Many retail businesses rely on seasonal sale periods throughout the year to boost profits. The Christmas period of 2015, for example, generated 21% of yearly e-comm spend.

While we always recommend avoiding strict budgets, and aim instead to generate as much profit as possible at a target return on investment, we also know that many businesses need to create marketing budgets for the year in order to forecast performance. Below we’ve outlined our approach to budgeting during holiday and peak periods so you’re able to remain competitive and, more importantly, profitable.

Identify your peak holiday periods

As a rule of thumb, the best place to start is to look at the historical data for your accounts. The questions you need to ask are:

  • What peaks did you see last year in your conversions?

  • How much did you invest over the holiday seasons last year and/or the year before?

  • Did this yield the desired revenue?

  • If not, would increasing or decreasing the budget for these periods get you closer to your target figures?

If you don’t have any historical data to look over, don’t fear: AdWords has a recommended budget which estimates the cash required for your ads to remain competitive. This is based on the traffic volume for your keywords and acts as a good starting point.

Adwords Recommended Spend

You can also use Google Trends to check out seasonal fluctuations for almost any keyword or brand name since 2004. This can be incredibly useful in predicting buying behaviour for brand new accounts.

Another way of planning your budget is through the keyword planner. This is a great tool to see cost-per-click estimates, which helps by letting you know exactly how much you can be expecting to pay per keyword. To access it, navigate to your AdWords account, click ‘tools’ at the top of your dashboard, then click ‘keyword planner’.


The final tool you can use is Google Analytics. Here you can look at your site’s conversion rates to see how people usually convert during these holiday periods. Comparing this to customer behaviour outside holiday periods can give you an idea of the difference in revenue, which in turn can tell you how much more to invest given your company goals at these times.

Having asked these questions, and used these tools, you’re now ready to allocate your budget.

Allocate that budget

The most obvious starting point in allocation is to assign more money to your most profitable seasonal periods. But how do you ensure you’re able to remain profitable in these periods?

Here at Genie we input seasonal trends into Clarence, our bidding software, and we’re then able to algorithmically change our bidding strategy according to expected trends. You can take a more manual approach using the AdWords ‘automated rules’ function to adjust bids and budgets depending on a number of factors, including seasonal periods.

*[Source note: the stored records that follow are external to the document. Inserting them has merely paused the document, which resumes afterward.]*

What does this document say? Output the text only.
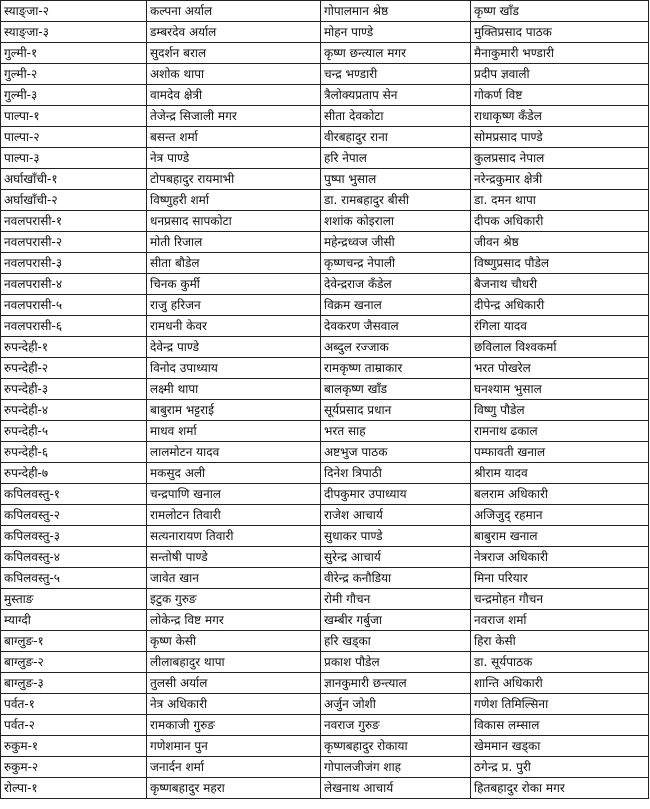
स्याङ्जा-२	कल्पना अर्याल	गोपालमान श्रेष्ठ	कृष्ण खाँड
स्याङ्जा-३	डम्बरदेव अर्याल	मोहन पाण्डे	मुक्तिप्रसाद पाठक
गुल्मी-१	सुदर्शन बराल	कृष्ण छन्त्याल मगर	मैनाकुमारी भण्डारी
गुल्मी-२	अशोक थापा	चन्द्र भण्डारी	प्रदीप ज्ञवाली
गुल्मी-३	वामदेव क्षेत्री	त्रैलोक्यप्रताप सेन	गोकर्ण विष्ट
पाल्पा-१	तेजेन्द्र सिजाली मगर	सीता देवकोटा	राधाकृष्ण कँडेल
पाल्पा-२	बसन्त शर्मा	वीरबहादुर राना	सोमप्रसाद पाण्डे
पाल्पा-३	नेत्र पाण्डे	हरि नेपाल	कुलप्रसाद नेपाल
अर्घाखाँची-१	टोपबहादुर रायमाभी	पुष्पा भुसाल	नरेन्द्रकुमार क्षेत्री
अर्घाखाँची-२	विष्णुहरी शर्मा	डा. रामबहादुर बीसी	डा. दमन थापा
नवलपरासी-१	धनप्रसाद सापकोटा	शशांक कोइराला	दीपक अधिकारी
नवलपरासी-२	मोती रिजाल	महेन्द्रध्वज जीसी	जीवन श्रेष्ठ
नवलपरासी-३	सीता बौडेल	कृष्णचन्द्र नेपाली	विष्णुप्रसाद पौडेल
नवलपरासी-४	चिनक कुर्मी	देवेन्द्रराज कँडेल	बैजनाथ चौधरी
नवलपरासी-५	राजु हरिजन	विक्रम खनाल	दीपेन्द्र अधिकारी
नवलपरासी-६	रामधनी केवर	देवकरण जैसवाल	रंगिला यादव
रुपन्देही-१	देवेन्द्र पाण्डे	अब्दुल रज्जाक	छविलाल विश्वकर्मा
रुपन्देही-२	विनोद उपाध्याय	रामकृष्ण ताम्राकार	भरत पोखरेल
रुपन्देही-३	लक्ष्मी थापा	बालकृष्ण खाँड	घनश्याम भुसाल
रुपन्देही-४	बाबुराम भट्टराई	सूर्यप्रसाद प्रधान	विष्णु पौडेल
रुपन्देही-५	माधव शर्मा	भरत साह	रामनाथ ढकाल
रुपन्देही-६	लालमोटन यादव	अष्टभुज पाठक	पम्फावती खनाल
रुपन्देही-७	मकसुद अली	दिनेश त्रिपाठी	श्रीराम यादव
कपिलवस्तु-१	चन्द्रपाणि खनाल	दीपकुमार उपाध्याय	बलराम अधिकारी
कपिलवस्तु-२	रामलोटन तिवारी	राजेश आचार्य	अजिजुद् रहमान
कपिलवस्तु-३	सत्यनारायण तिवारी	सुधाकर पाण्डे	बाबुराम खनाल
कपिलवस्तु-४	सन्तोषी पाण्डे	सुरेन्द्र आचार्य	नेत्रराज अधिकारी
कपिलवस्तु-५	जावेत खान	वीरेन्द्र कनौडिया	मिना परियार
मुस्ताङ	इटुक गुरुङ	रोमी गौचन	चन्द्रमोहन गौचन
म्याग्दी	लोकेन्द्र विष्ट मगर	खम्बीर गर्बुजा	नवराज शर्मा
बाग्लुङ-१	कृष्ण केसी	हरि खड्का	हिरा केसी
बाग्लुङ-२	लीलाबहादुर थापा	प्रकाश पौडेल	डा. सूर्यपाठक
बाग्लुङ-३	तुलसी अर्याल	ज्ञानकुमारी छन्त्याल	शान्ति अधिकारी
पर्वत-१	नेत्र अधिकारी	अर्जुन जोशी	गणेश तिमिल्सिना
पर्वत-२	रामकाजी गुरुङ	नवराज गुरुङ	विकास लम्साल
रुकुम-१	गणेशमान पुन	कृष्णबहादुर रोकाया	खेममान खड्का
रुकुम-२	जनार्दन शर्मा	गोपालजीजंग शाह	ठगेन्द्र प्र. पुरी
रोल्पा-१	कृष्णबहादुर महरा	लेखनाथ आचार्य	हितबहादुर रोका मगर
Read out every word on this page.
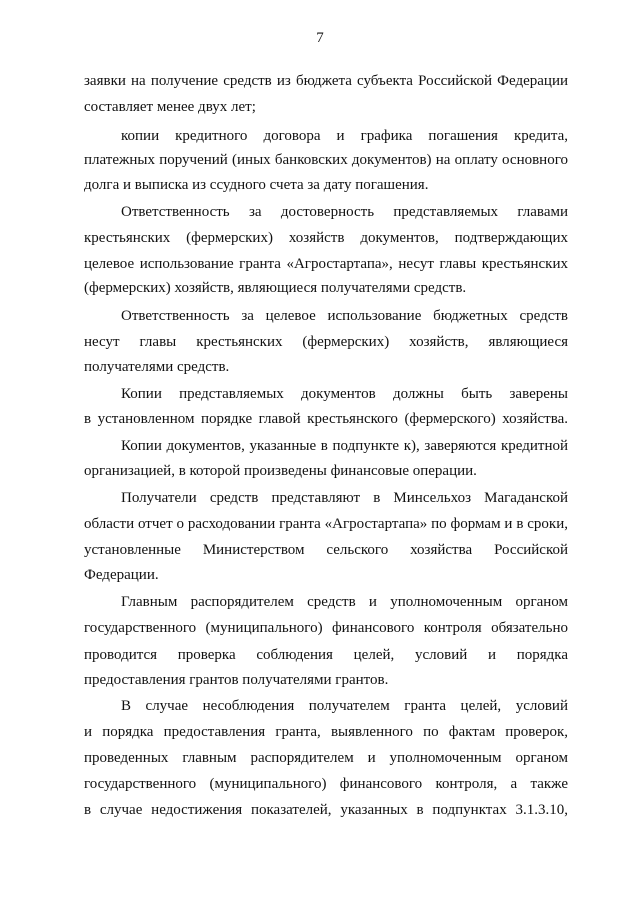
7
заявки на получение средств из бюджета субъекта Российской Федерации
составляет менее двух лет;
копии кредитного договора и графика погашения кредита,
платежных поручений (иных банковских документов) на оплату основного
долга и выписка из ссудного счета за дату погашения.
Ответственность за достоверность представляемых главами
крестьянских (фермерских) хозяйств документов, подтверждающих
целевое использование гранта «Агростартапа», несут главы крестьянских
(фермерских) хозяйств, являющиеся получателями средств.
Ответственность за целевое использование бюджетных средств
несут главы крестьянских (фермерских) хозяйств, являющиеся
получателями средств.
Копии представляемых документов должны быть заверены
в установленном порядке главой крестьянского (фермерского) хозяйства.
Копии документов, указанные в подпункте к), заверяются кредитной
организацией, в которой произведены финансовые операции.
Получатели средств представляют в Минсельхоз Магаданской
области отчет о расходовании гранта «Агростартапа» по формам и в сроки,
установленные Министерством сельского хозяйства Российской
Федерации.
Главным распорядителем средств и уполномоченным органом
государственного (муниципального) финансового контроля обязательно
проводится проверка соблюдения целей, условий и порядка
предоставления грантов получателями грантов.
В случае несоблюдения получателем гранта целей, условий
и порядка предоставления гранта, выявленного по фактам проверок,
проведенных главным распорядителем и уполномоченным органом
государственного (муниципального) финансового контроля, а также
в случае недостижения показателей, указанных в подпунктах 3.1.3.10,
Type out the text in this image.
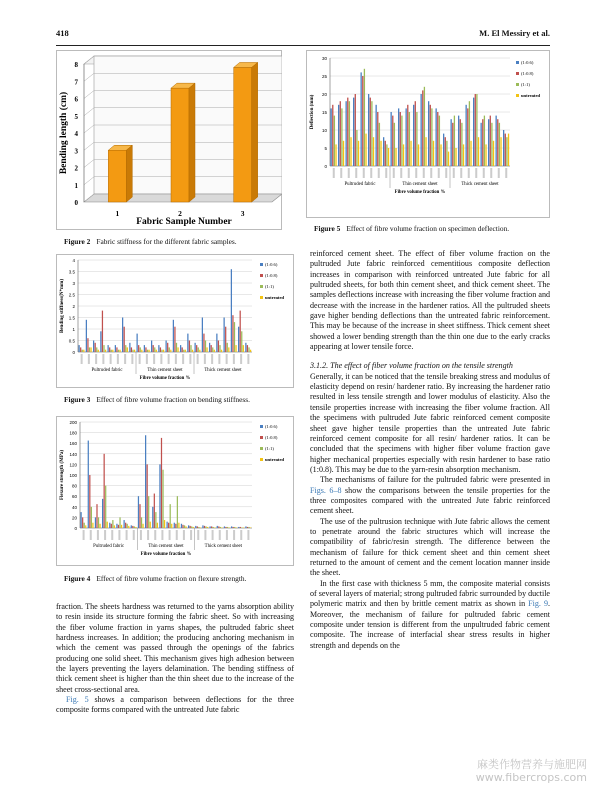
418	M. El Messiry et al.
0
1
2
3
4
5
6
7
8
1	2	3
Fabric Sample Number
Bending length (cm)
Figure 2 Fabric stiffness for the different fabric samples.
0
0.5
1
1.5
2
2.5
3
3.5
4
Pultruded fabric	Thin cement sheet	Thick cement sheet
Fibre volume fraction %
Bending stiffness(N*mm)
(1:0.6)
(1:0.8)
(1:1)
untreated
Figure 3 Effect of fibre volume fraction on bending stiffness.
0
20
40
60
80
100
120
140
160
180
200
Pultruded fabric	Thin cement sheet	Thick cement sheet
Fibre volume fraction %
Flexure strength (MPa)
(1:0.6)
(1:0.8)
(1:1)
untreated
Figure 4 Effect of fibre volume fraction on flexure strength.
0
5
10
15
20
25
30
Pultruded fabric	Thin cement sheet	Thick cement sheet
Fibre volume fraction %
Deflection (mm)
(1:0.6)
(1:0.8)
(1:1)
untreated
Figure 5 Effect of fibre volume fraction on specimen deflection.

fraction. The sheets hardness was returned to the yarns absorption ability to resin inside its structure forming the fabric sheet. So with increasing the fiber volume fraction in yarns shapes, the pultruded fabric sheet hardness increases. In addition; the producing anchoring mechanism in which the cement was passed through the openings of the fabrics producing one solid sheet. This mechanism gives high adhesion between the layers preventing the layers delamination. The bending stiffness of thick cement sheet is higher than the thin sheet due to the increase of the sheet cross-sectional area.

Fig. 5 shows a comparison between deflections for the three composite forms compared with the untreated Jute fabric

reinforced cement sheet. The effect of fiber volume fraction on the pultruded Jute fabric reinforced cementitious composite deflection increases in comparison with reinforced untreated Jute fabric for all pultruded sheets, for both thin cement sheet, and thick cement sheet. The samples deflections increase with increasing the fiber volume fraction and decrease with the increase in the hardener ratios. All the pultruded sheets gave higher bending deflections than the untreated fabric reinforcement. This may be because of the increase in sheet stiffness. Thick cement sheet showed a lower bending strength than the thin one due to the early cracks appearing at lower tensile force.

3.1.2. The effect of fiber volume fraction on the tensile strength

Generally, it can be noticed that the tensile breaking stress and modulus of elasticity depend on resin/ hardener ratio. By increasing the hardener ratio resulted in less tensile strength and lower modulus of elasticity. Also the tensile properties increase with increasing the fiber volume fraction. All the specimens with pultruded Jute fabric reinforced cement composite sheet gave higher tensile properties than the untreated Jute fabric reinforced cement composite for all resin/ hardener ratios. It can be concluded that the specimens with higher fiber volume fraction gave higher mechanical properties especially with resin hardener to base ratio (1:0.8). This may be due to the yarn-resin absorption mechanism.

The mechanisms of failure for the pultruded fabric were presented in Figs. 6–8 show the comparisons between the tensile properties for the three composites compared with the untreated Jute fabric reinforced cement sheet.

The use of the pultrusion technique with Jute fabric allows the cement to penetrate around the fabric structures which will increase the compatibility of fabric/resin strength. The difference between the mechanism of failure for thick cement sheet and thin cement sheet returned to the amount of cement and the cement location manner inside the sheet.

In the first case with thickness 5 mm, the composite material consists of several layers of material; strong pultruded fabric surrounded by ductile polymeric matrix and then by brittle cement matrix as shown in Fig. 9. Moreover, the mechanism of failure for pultruded fabric cement composite under tension is different from the unpultruded fabric cement composite. The increase of interfacial shear stress results in higher strength and depends on the

麻类作物营养与施肥网
www.fibercrops.com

Let’s say you want to increase your spend for the day before Valentine’s Day. You can create an automatic rule to increase your budget and bids for the desired time and decrease it to a normal level afterwards. Using automated rules is a great way to make automated, large scale changes in your budget and bids.

automating bidding

To use automated rules, click ‘automate followed by ‘change daily budget when’. Then (using the menu options) select the campaigns you want, then the automated action. Remember to make rules in pairs - a rule to make a change and a rule to change it back later: so in this example, ‘Raise daily budget’ for the first rule and ‘Decrease daily budget’ for the second. Set the frequency to ‘One Time’ and enter the date you want to make the change.

make the change

Monitor performance

As with any campaign, it is of utmost importance to regularly monitor performance to be prepared to make changes to your allocated budget and your bids. Our bidding technology makes bid changes proactively and reactively according to the fresh data appearing in the account, up to four times per day, but if you’re manually adjusting bids it’s important to keep a very close eye on spend during peak or seasonal changes.

There are several eventualities where a necessary change to your budget may be required; for example if you are facing much more competition than you estimated... or much less! It’s important to keep an eye on anything which may require swift action. Furthermore, It's useful to avoid having a rigid budget plan set in stone, but to have one with more flexibility, so you can make changes if the unexpected occurs.

We find it useful to set up a series of alerts which notify us immediately if any unexpected activity happens outside our normal account monitoring. These can be as simple as alert services to let us know if the site is down, alerts to notify us when spend is outside statistical norms, or alerts to tell us if conversion rate drops below expected levels. This allows us to make changes the minute that something happens in the account.

Recap: Identify, allocate, monitor

Thinking in more depth about where you allocate your annual budget can result in much healthier conversion volumes at the end of the year. Using your account's historical data to assess which times of the year see the most conversions is a great way to work out a seasonal budget strategy which works for your account.  

Once you have a plan in place, you can use automated tools to increase bids and budgets according to seasonal trends. Finally, there’s nothing more important than monitoring your campaigns daily to assess whether your campaigns need more or less investment in order to maximise return on investment. Good luck, and happy campaigning.